A research group at Japan’s Tohoku University has developed a prototype calcium metal rechargeable battery capable of 500 cycles of repeated charge-discharge – the benchmark for practical use.
In a paper published in the journal Advanced Science, the scientists explain that as the fifth most abundant element on earth’s crust, calcium is widely available and inexpensive, and has the potential of providing higher energy density than the present components of lithium-ion batteries (LIBs). Its properties are also thought to help accelerate ion transport and diffusion in electrolytes and cathode materials, giving it an edge over other LIB alternatives such as magnesium and zinc.

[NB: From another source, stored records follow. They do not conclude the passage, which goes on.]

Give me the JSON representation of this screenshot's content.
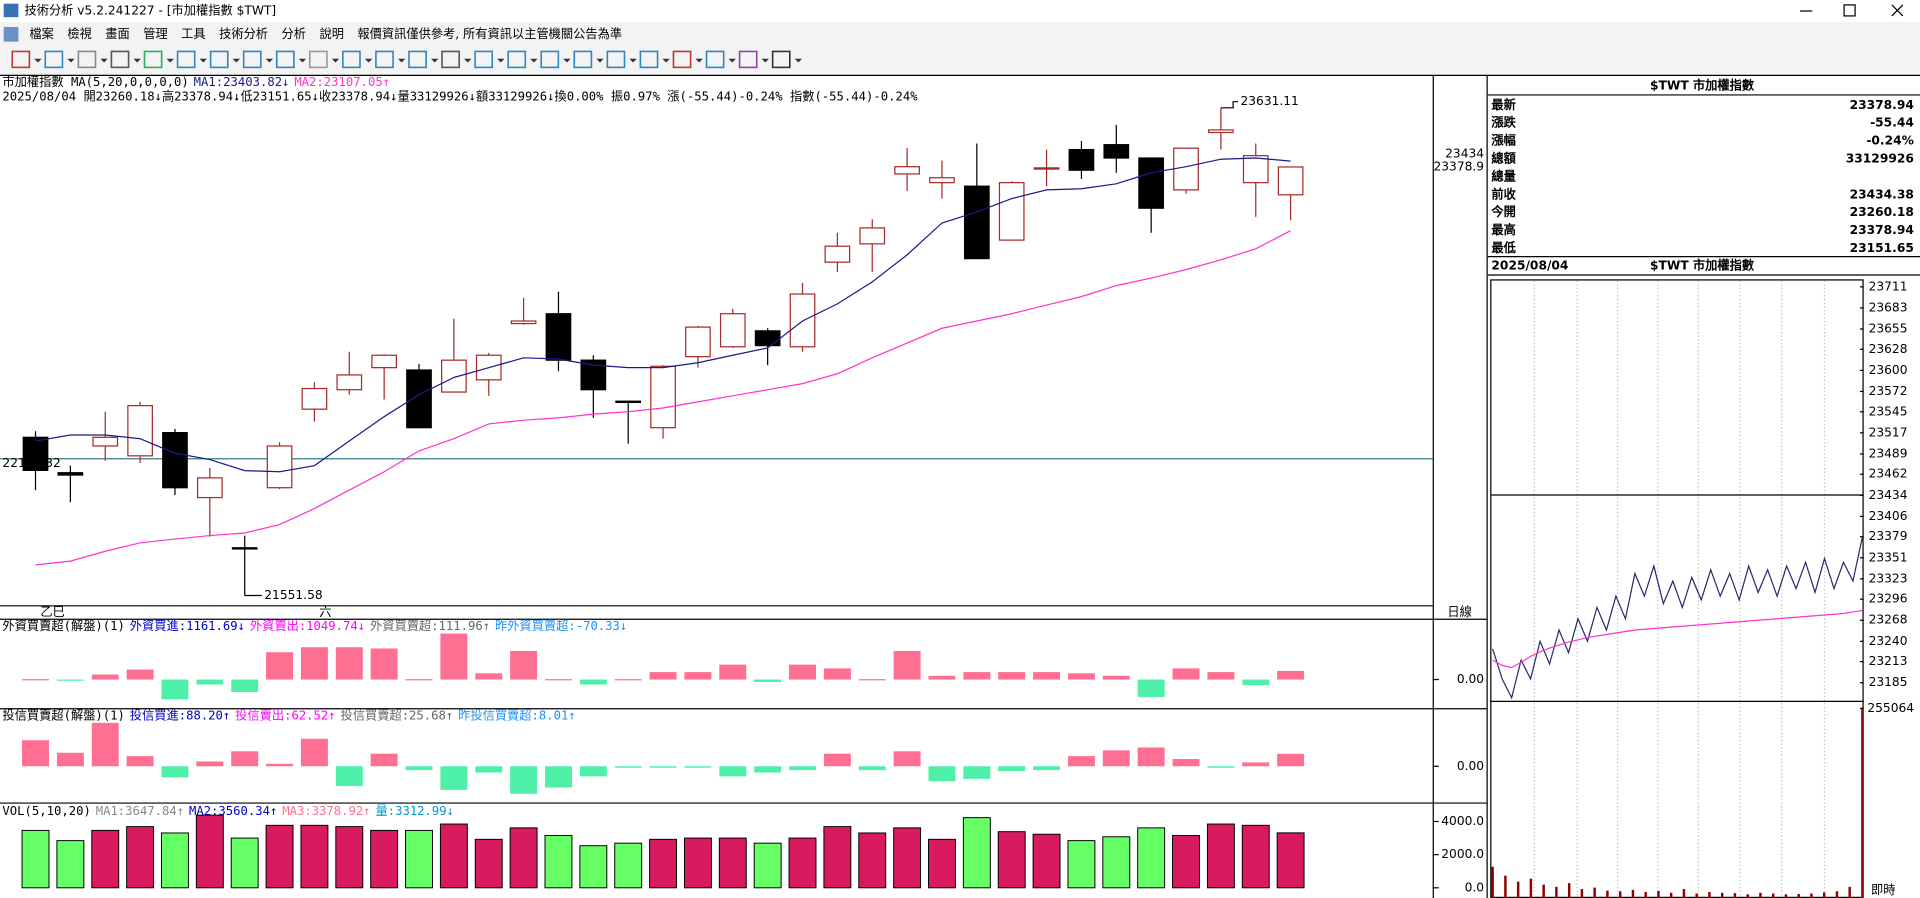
{
  "window": {
    "title": "技術分析 v5.2.241227 - [市加權指數 $TWT]"
  },
  "menu": [
    "檔案",
    "檢視",
    "畫面",
    "管理",
    "工具",
    "技術分析",
    "分析",
    "說明",
    "報價資訊僅供參考, 所有資訊以主管機關公告為準"
  ],
  "quote": {
    "title": "$TWT 市加權指數",
    "rows": [
      {
        "label": "最新",
        "value": "23378.94",
        "color": "#008000"
      },
      {
        "label": "漲跌",
        "value": "-55.44",
        "color": "#008000"
      },
      {
        "label": "漲幅",
        "value": "-0.24%",
        "color": "#008000"
      },
      {
        "label": "總額",
        "value": "33129926",
        "color": "#000000"
      },
      {
        "label": "總量"
      },
      {
        "label": "前收",
        "value": "23434.38",
        "color": "#000000"
      },
      {
        "label": "今開",
        "value": "23260.18",
        "color": "#008000"
      },
      {
        "label": "最高",
        "value": "23378.94",
        "color": "#008000"
      },
      {
        "label": "最低",
        "value": "23151.65",
        "color": "#008000"
      }
    ]
  },
  "chart_data": [
    {
      "type": "candlestick",
      "title": "市加權指數 MA(5,20,0,0,0,0)",
      "header_info": "2025/08/04 開23260.18↓高23378.94↓低23151.65↓收23378.94↓量33129926↓額33129926↓換0.00% 振0.97% 漲(-55.44)-0.24% 指數(-55.44)-0.24%",
      "categories": [
        "乙巳",
        null,
        null,
        null,
        null,
        null,
        null,
        null,
        "六",
        null,
        null,
        null,
        null,
        null,
        null,
        null,
        null,
        null,
        null,
        null,
        null,
        null,
        null,
        null,
        null,
        null,
        null,
        null,
        null,
        null,
        null,
        null,
        null,
        null,
        null,
        null,
        null
      ],
      "open": [
        22226,
        22075,
        22189,
        22147,
        22246,
        21969,
        21755,
        22011,
        22346,
        22429,
        22523,
        22513,
        22419,
        22471,
        22711,
        22753,
        22555,
        22380,
        22267,
        22570,
        22612,
        22680,
        22612,
        22973,
        23051,
        23349,
        23312,
        23297,
        23067,
        23370,
        23453,
        23474,
        23417,
        23281,
        23526,
        23312,
        23260.18
      ],
      "high": [
        22252,
        22105,
        22335,
        22377,
        22262,
        22095,
        21807,
        22205,
        22461,
        22591,
        22580,
        22539,
        22732,
        22586,
        22821,
        22847,
        22576,
        22380,
        22534,
        22701,
        22774,
        22691,
        22884,
        23098,
        23156,
        23459,
        23406,
        23479,
        23318,
        23453,
        23490,
        23558,
        23417,
        23459,
        23631.11,
        23479,
        23378.94
      ],
      "low": [
        22001,
        21949,
        22126,
        22116,
        21980,
        21802,
        21551.58,
        22005,
        22293,
        22408,
        22387,
        22267,
        22419,
        22403,
        22706,
        22508,
        22309,
        22199,
        22220,
        22523,
        22607,
        22534,
        22591,
        22931,
        22931,
        23276,
        23244,
        22988,
        23067,
        23297,
        23328,
        23354,
        23098,
        23265,
        23453,
        23166,
        23151.65
      ],
      "close": [
        22085,
        22065,
        22226,
        22361,
        22011,
        22053,
        21750,
        22189,
        22434,
        22492,
        22576,
        22267,
        22555,
        22576,
        22722,
        22555,
        22429,
        22377,
        22529,
        22696,
        22753,
        22617,
        22837,
        23041,
        23119,
        23380,
        23333,
        22988,
        23312,
        23375,
        23365,
        23417,
        23203,
        23459,
        23537,
        23427,
        23378.94
      ],
      "series": [
        {
          "name": "MA1:23403.82↓",
          "color": "#1a1a8c",
          "values": [
            22210,
            22236,
            22236,
            22220,
            22158,
            22131,
            22084,
            22079,
            22105,
            22210,
            22314,
            22408,
            22481,
            22523,
            22565,
            22560,
            22534,
            22523,
            22523,
            22544,
            22576,
            22607,
            22722,
            22795,
            22889,
            23004,
            23140,
            23187,
            23244,
            23281,
            23286,
            23307,
            23354,
            23380,
            23412,
            23417,
            23403.82
          ]
        },
        {
          "name": "MA2:23107.05↑",
          "color": "#ff33cc",
          "values": [
            21682,
            21698,
            21740,
            21776,
            21792,
            21807,
            21818,
            21854,
            21922,
            22001,
            22079,
            22168,
            22220,
            22283,
            22299,
            22309,
            22325,
            22335,
            22351,
            22377,
            22403,
            22429,
            22455,
            22497,
            22565,
            22628,
            22691,
            22722,
            22753,
            22790,
            22826,
            22873,
            22905,
            22941,
            22983,
            23030,
            23107.05
          ]
        }
      ],
      "ylim": [
        21510,
        23767
      ],
      "yticks": [
        23434,
        {
          "value": 23378.94,
          "label": "23378.9"
        }
      ],
      "ref_line": 22134.32,
      "period_label": "日線",
      "colors": {
        "up": "#a52a2a",
        "down": "#000000"
      }
    },
    {
      "type": "bar",
      "title": "外資買賣超(解盤)(1)",
      "legend": [
        {
          "text": "外資買進:1161.69↓",
          "color": "#0000cc"
        },
        {
          "text": "外資賣出:1049.74↓",
          "color": "#ff00ff"
        },
        {
          "text": "外資買賣超:111.96↑",
          "color": "#666666"
        },
        {
          "text": "昨外資買賣超:-70.33↓",
          "color": "#1e90ff"
        }
      ],
      "values": [
        5,
        -5,
        64,
        128,
        -256,
        -64,
        -160,
        352,
        416,
        416,
        400,
        5,
        592,
        80,
        368,
        5,
        -64,
        5,
        96,
        96,
        192,
        -32,
        192,
        144,
        5,
        368,
        48,
        96,
        96,
        96,
        80,
        48,
        -224,
        144,
        96,
        -70.33,
        111.96
      ],
      "ylim": [
        -352,
        768
      ],
      "yticks": [
        {
          "value": 0,
          "label": "0.00"
        }
      ],
      "colors": {
        "up": "#ff6f91",
        "down": "#4ef0a8"
      }
    },
    {
      "type": "bar",
      "title": "投信買賣超(解盤)(1)",
      "legend": [
        {
          "text": "投信買進:88.20↑",
          "color": "#0000cc"
        },
        {
          "text": "投信賣出:62.52↑",
          "color": "#ff00ff"
        },
        {
          "text": "投信買賣超:25.68↑",
          "color": "#666666"
        },
        {
          "text": "昨投信買賣超:8.01↑",
          "color": "#1e90ff"
        }
      ],
      "values": [
        54,
        28,
        90,
        21,
        -23,
        10,
        31,
        5,
        57,
        -41,
        26,
        -8,
        -49,
        -13,
        -57,
        -44,
        -21,
        -3,
        -3,
        -3,
        -21,
        -13,
        -8,
        26,
        -8,
        31,
        -31,
        -26,
        -10,
        -8,
        21,
        33,
        39,
        15,
        -3,
        8.01,
        25.68
      ],
      "ylim": [
        -75,
        118
      ],
      "yticks": [
        {
          "value": 0,
          "label": "0.00"
        }
      ],
      "colors": {
        "up": "#ff6f91",
        "down": "#4ef0a8"
      }
    },
    {
      "type": "volume",
      "title": "VOL(5,10,20)",
      "legend": [
        {
          "text": "MA1:3647.84↑",
          "color": "#888888"
        },
        {
          "text": "MA2:3560.34↑",
          "color": "#0000cc"
        },
        {
          "text": "MA3:3378.92↑",
          "color": "#ff6f91"
        },
        {
          "text": "量:3312.99↓",
          "color": "#0099cc"
        }
      ],
      "values": [
        3461,
        2845,
        3461,
        3691,
        3307,
        4383,
        2999,
        3768,
        3768,
        3691,
        3461,
        3461,
        3845,
        2922,
        3614,
        3153,
        2538,
        2692,
        2922,
        2999,
        2999,
        2692,
        2999,
        3691,
        3307,
        3614,
        2922,
        4230,
        3384,
        3230,
        2845,
        3076,
        3614,
        3153,
        3845,
        3768,
        3312.99
      ],
      "ylim": [
        -615,
        5000
      ],
      "yticks": [
        {
          "value": 4000,
          "label": "4000.0"
        },
        {
          "value": 2000,
          "label": "2000.0"
        },
        {
          "value": 0,
          "label": "0.0"
        }
      ],
      "colors": {
        "up": "#d81b60",
        "down": "#66ff66"
      }
    },
    {
      "type": "line",
      "title": "$TWT 市加權指數",
      "date": "2025/08/04",
      "series": [
        {
          "color": "#2a2a6e",
          "values": [
            23230,
            23190,
            23165,
            23215,
            23190,
            23240,
            23210,
            23255,
            23225,
            23270,
            23240,
            23285,
            23255,
            23300,
            23270,
            23330,
            23300,
            23340,
            23290,
            23320,
            23285,
            23325,
            23295,
            23335,
            23300,
            23330,
            23295,
            23340,
            23305,
            23335,
            23300,
            23340,
            23310,
            23345,
            23305,
            23350,
            23310,
            23345,
            23320,
            23378.94
          ]
        },
        {
          "color": "#ff33cc",
          "values": [
            23215,
            23208,
            23205,
            23212,
            23220,
            23226,
            23231,
            23235,
            23239,
            23242,
            23245,
            23247,
            23249,
            23251,
            23253,
            23255,
            23256,
            23257,
            23258,
            23259,
            23260,
            23261,
            23262,
            23263,
            23264,
            23265,
            23266,
            23267,
            23268,
            23269,
            23270,
            23271,
            23272,
            23273,
            23274,
            23275,
            23276,
            23277,
            23279,
            23281
          ]
        }
      ],
      "ylim": [
        23161,
        23721
      ],
      "yticks": [
        23711,
        23683,
        23655,
        23628,
        23600,
        23572,
        23545,
        23517,
        23489,
        23462,
        23434,
        23406,
        23379,
        23351,
        23323,
        23296,
        23268,
        23240,
        23213,
        23185
      ],
      "ref_line": 23434.38
    },
    {
      "type": "bar",
      "values": [
        42000,
        30000,
        22000,
        26000,
        18000,
        15000,
        20000,
        12000,
        14000,
        10000,
        9000,
        11000,
        8000,
        9500,
        7000,
        12000,
        6000,
        8000,
        7000,
        6500,
        5000,
        7000,
        6000,
        5000,
        5500,
        6000,
        7500,
        9000,
        15000,
        255064
      ],
      "ylim": [
        0,
        262000
      ],
      "yticks": [
        255064
      ],
      "time_label": "即時",
      "color": "#8b0000"
    }
  ]
}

However, according to the Tohoku team, many hurdles remain in the way of Ca metal batteries’ commercial viability. The lack of an efficient electrolyte and the absence of cathode materials with sufficient Ca2+ storage capabilities have proved to be the main stumbling blocks.
In 2021, some members of the current research group provided a solution to the problem when they realized a new fluorine-free calcium electrolyte based on a hydrogen (monocarborane) cluster. The electrolyte demonstrated improved electrochemical performances such as high conductivity and high electrochemical stabilities.
“For our current research, we tested the long-term operation of a Ca metal battery with a copper sulphide (CuS) nanoparticle/carbon composite cathode and a hydride-based electrolyte,” Kazuaki Kisu, co-author of the paper, said in a media statement.
Kisu explained that also a natural mineral, CuS has favourable electrochemical properties. Its layered structure enables it to store a variety of cations, including lithium, sodium and magnesium. It has a large theoretical capacity of 560 mAh g-1 – two to three times higher than present cathode materials for lithium-ion batteries.
Through nanoparticulation and compositing with carbon materials, he and his colleagues were able to create a cathode capable of storing large amounts of calcium ions. When employed with the hydride-type electrolyte, they produce a battery with highly stable cycling performance. The prototype battery maintained 92% capacity retention over 500 cycles based on the capacity of the 10th cycle.
Based on these results, the group is confident that their breakthrough will help advance research into cathode materials for Ca-based batteries.
“Our study confirms the feasibility of Ca metal anodes for long-term operations, and we are hopeful the results will expedite the development of Ca metal batteries,” Kisu said.